Cela, je n'en avais rien su : quand la catastrophe avait eu lieu, J'étais en train d'expérimenter un prototype d'ordinateur surpuissant de mon invention, destiné à bouleverser les acquis en matière d'Intelligence Artificielle. Cet engin fonctionnait de telle sorte que j'avais été plongé, pendant toute la semaine qu'avait duré cette phase délicate de mes travaux, dans un bain de fréquences magnétiques extrêmement hautes, qui s'étaient révélées être mon salut. Peut-être cette femme avait-elle miraculeusement profité d'un artifice de cette sorte ?

J'avais finalement réussi à obtenir de ma machine qu'elle répondît de façon appropriée à quelques phrases complexes, célèbres pour avoir semé la déroute dans les rangs des spécialistes de la question, et qui s'étaient rassérénés en prétendant que jamais personne n'en viendrait à bout... Cette réussite que je ne pouvais cependant partager avec personne, faute d'être marié et me trouvant dépourvu de famille, m'avait plongé dans une telle joie que, dans l'enthousiasme de cet instant fabuleux, j'avais décidé de fêter l'événement, et de savourer mon triomphe au champagne. C'était dans ce dessein que j'étais sorti, et que le monde m'avait accueilli dans son nouvel état.

C'était un soir, à vingt-deux heures.... Il y avait de la lumière aux fenêtres des immeubles, et les néons publicitaires jetaient leurs feux clignotants comme à l'accoutumée, ce qui était normal puisque toutes les centrales électriques, nucléaires ou non, étaient en mode pilotage automatique, comme à l'ordinaire, et alimenteraient dans la journée des usines animées par des robots... Mais dans les rues, régnait un silence inhabituel : nul passant sur les trottoirs, et les voitures étaient toutes arrêtées sur la chaussée, leur moteur bourdonnant encore parfois au ralenti.

Je m'approchai de l'une d'elles, et ce que j'y vis me souleva le coeur : un magma gélatineux et sanguinolent qui bouillonnait encore palpitait dans l'amas de tissu qui avait été un costume d'homme. Observant autour de moi avec plus d'attention , je repérai le même spectacle à plusieurs reprises sur les trottoirs. Ou que je portasse la vue, l'humanité n'était plus qu'un gargouillis informe et puant renfermé dans ses étoffes comme des crachats glaireux dans des mouchoirs. Près de l'un d'eux, j'avisai un journal, qui m'apprit tout du drame auquel j'avais échappé.
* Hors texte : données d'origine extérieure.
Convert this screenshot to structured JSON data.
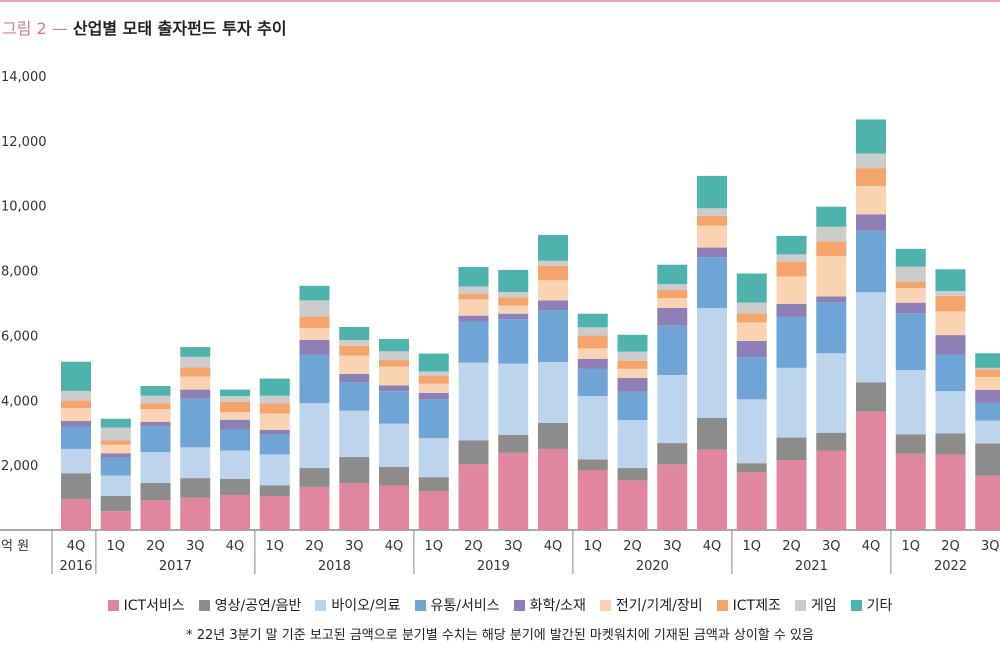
{
  "figure": {
    "number": "그림 2",
    "dash": "—",
    "title": "산업별 모태 출자펀드 투자 추이",
    "unit_label": "억 원",
    "footnote": "* 22년 3분기 말 기준 보고된 금액으로 분기별 수치는 해당 분기에 발간된 마켓워치에 기재된 금액과 상이할 수 있음"
  },
  "chart_data": {
    "type": "bar",
    "stacked": true,
    "title": "산업별 모태 출자펀드 투자 추이",
    "ylabel": "억 원",
    "ylim": [
      0,
      14000
    ],
    "yticks": [
      2000,
      4000,
      6000,
      8000,
      10000,
      12000,
      14000
    ],
    "ytick_labels": [
      "2,000",
      "4,000",
      "6,000",
      "8,000",
      "10,000",
      "12,000",
      "14,000"
    ],
    "grid": false,
    "legend_position": "bottom",
    "categories": [
      "4Q",
      "1Q",
      "2Q",
      "3Q",
      "4Q",
      "1Q",
      "2Q",
      "3Q",
      "4Q",
      "1Q",
      "2Q",
      "3Q",
      "4Q",
      "1Q",
      "2Q",
      "3Q",
      "4Q",
      "1Q",
      "2Q",
      "3Q",
      "4Q",
      "1Q",
      "2Q",
      "3Q"
    ],
    "years": [
      {
        "label": "2016",
        "start": 0,
        "end": 0
      },
      {
        "label": "2017",
        "start": 1,
        "end": 4
      },
      {
        "label": "2018",
        "start": 5,
        "end": 8
      },
      {
        "label": "2019",
        "start": 9,
        "end": 12
      },
      {
        "label": "2020",
        "start": 13,
        "end": 16
      },
      {
        "label": "2021",
        "start": 17,
        "end": 20
      },
      {
        "label": "2022",
        "start": 21,
        "end": 23
      }
    ],
    "series": [
      {
        "name": "ICT서비스",
        "color": "#e0869f",
        "values": [
          950,
          580,
          920,
          1000,
          1080,
          1050,
          1330,
          1450,
          1370,
          1200,
          2030,
          2380,
          2500,
          1850,
          1530,
          2030,
          2480,
          1780,
          2150,
          2450,
          3650,
          2350,
          2330,
          1670
        ]
      },
      {
        "name": "영상/공연/음반",
        "color": "#8c8c8c",
        "values": [
          800,
          470,
          530,
          600,
          500,
          330,
          580,
          800,
          580,
          430,
          730,
          550,
          800,
          330,
          380,
          650,
          980,
          280,
          700,
          550,
          900,
          600,
          650,
          1000
        ]
      },
      {
        "name": "바이오/의료",
        "color": "#bcd4ec",
        "values": [
          750,
          630,
          950,
          950,
          870,
          950,
          2000,
          1430,
          1330,
          1200,
          2400,
          2200,
          1880,
          1950,
          1480,
          2100,
          3380,
          1970,
          2150,
          2450,
          2780,
          1980,
          1300,
          700
        ]
      },
      {
        "name": "유통/서비스",
        "color": "#6ea5d6",
        "values": [
          680,
          550,
          800,
          1500,
          650,
          630,
          1500,
          880,
          1000,
          1200,
          1270,
          1370,
          1600,
          850,
          870,
          1520,
          1570,
          1300,
          1570,
          1570,
          1900,
          1750,
          1130,
          550
        ]
      },
      {
        "name": "화학/소재",
        "color": "#8e7fb6",
        "values": [
          180,
          130,
          130,
          280,
          300,
          130,
          450,
          250,
          180,
          200,
          180,
          170,
          300,
          300,
          430,
          550,
          300,
          500,
          400,
          180,
          500,
          330,
          600,
          400
        ]
      },
      {
        "name": "전기/기계/장비",
        "color": "#fad3b3",
        "values": [
          400,
          270,
          400,
          400,
          230,
          500,
          370,
          570,
          580,
          280,
          500,
          250,
          620,
          320,
          280,
          300,
          680,
          570,
          850,
          1250,
          880,
          450,
          730,
          400
        ]
      },
      {
        "name": "ICT제조",
        "color": "#f5a56b",
        "values": [
          230,
          130,
          180,
          280,
          320,
          320,
          350,
          300,
          200,
          250,
          170,
          250,
          450,
          400,
          250,
          250,
          300,
          280,
          450,
          450,
          550,
          200,
          480,
          230
        ]
      },
      {
        "name": "게임",
        "color": "#cccccc",
        "values": [
          300,
          400,
          230,
          330,
          180,
          230,
          500,
          180,
          270,
          130,
          230,
          170,
          150,
          250,
          280,
          180,
          230,
          330,
          230,
          450,
          450,
          460,
          150,
          50
        ]
      },
      {
        "name": "기타",
        "color": "#4fb3ad",
        "values": [
          900,
          270,
          300,
          300,
          200,
          530,
          450,
          400,
          380,
          550,
          600,
          680,
          800,
          420,
          520,
          600,
          1000,
          900,
          570,
          620,
          1050,
          550,
          670,
          450
        ]
      }
    ]
  }
}
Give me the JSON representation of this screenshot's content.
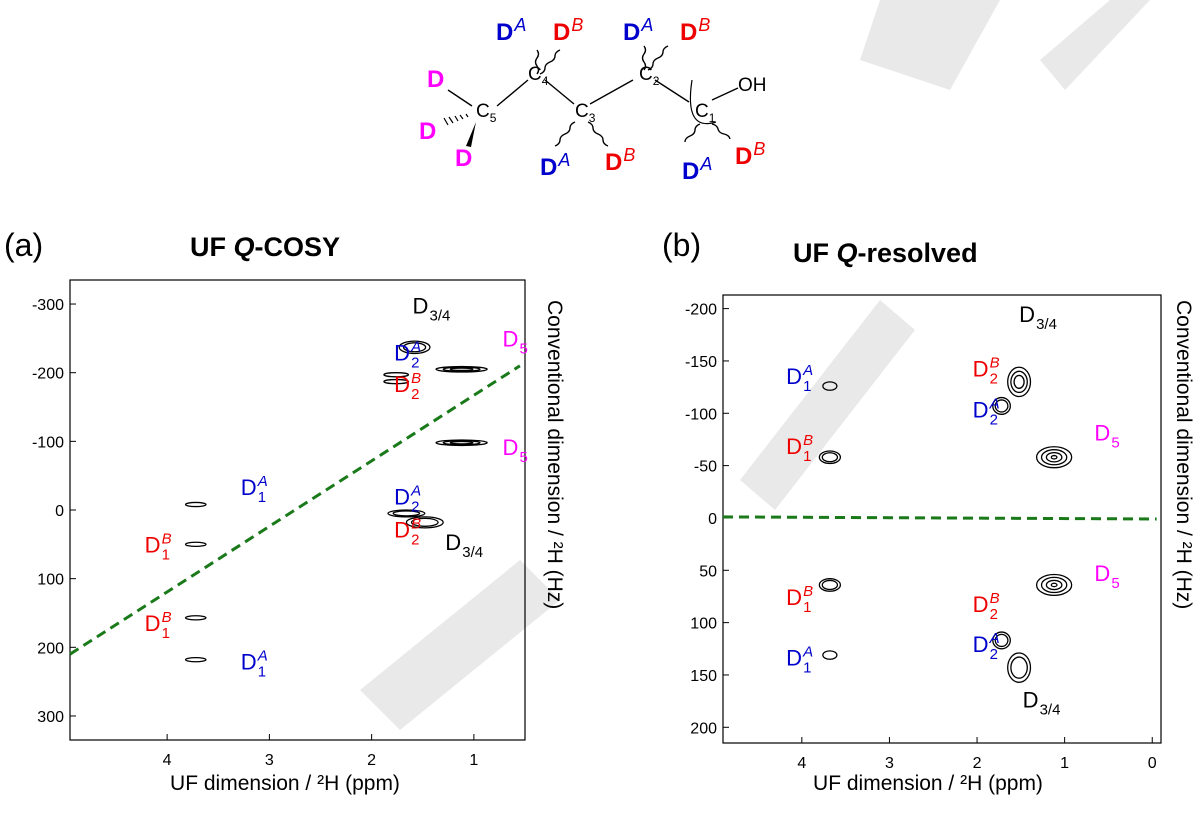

Je me souviens m'être assis sur le pavé, entre un costume trois-pièces porteur d'un attaché-case et un tailleur avec des haut-talons. J'avais encore à la main le billet avec lequel je comptais acheter mon champagne. Je l'enfonçai sacarstiquement dans le magma du cadre dynamique. " Tiens ", me dis-je pour lui , "toi qui aimais tant ça... ". Puis je contemplai le tailleur d'où surnageaient quelques touffes de cheveux blonds et me mis à rêver à ce que pouvait avoir été cette femme.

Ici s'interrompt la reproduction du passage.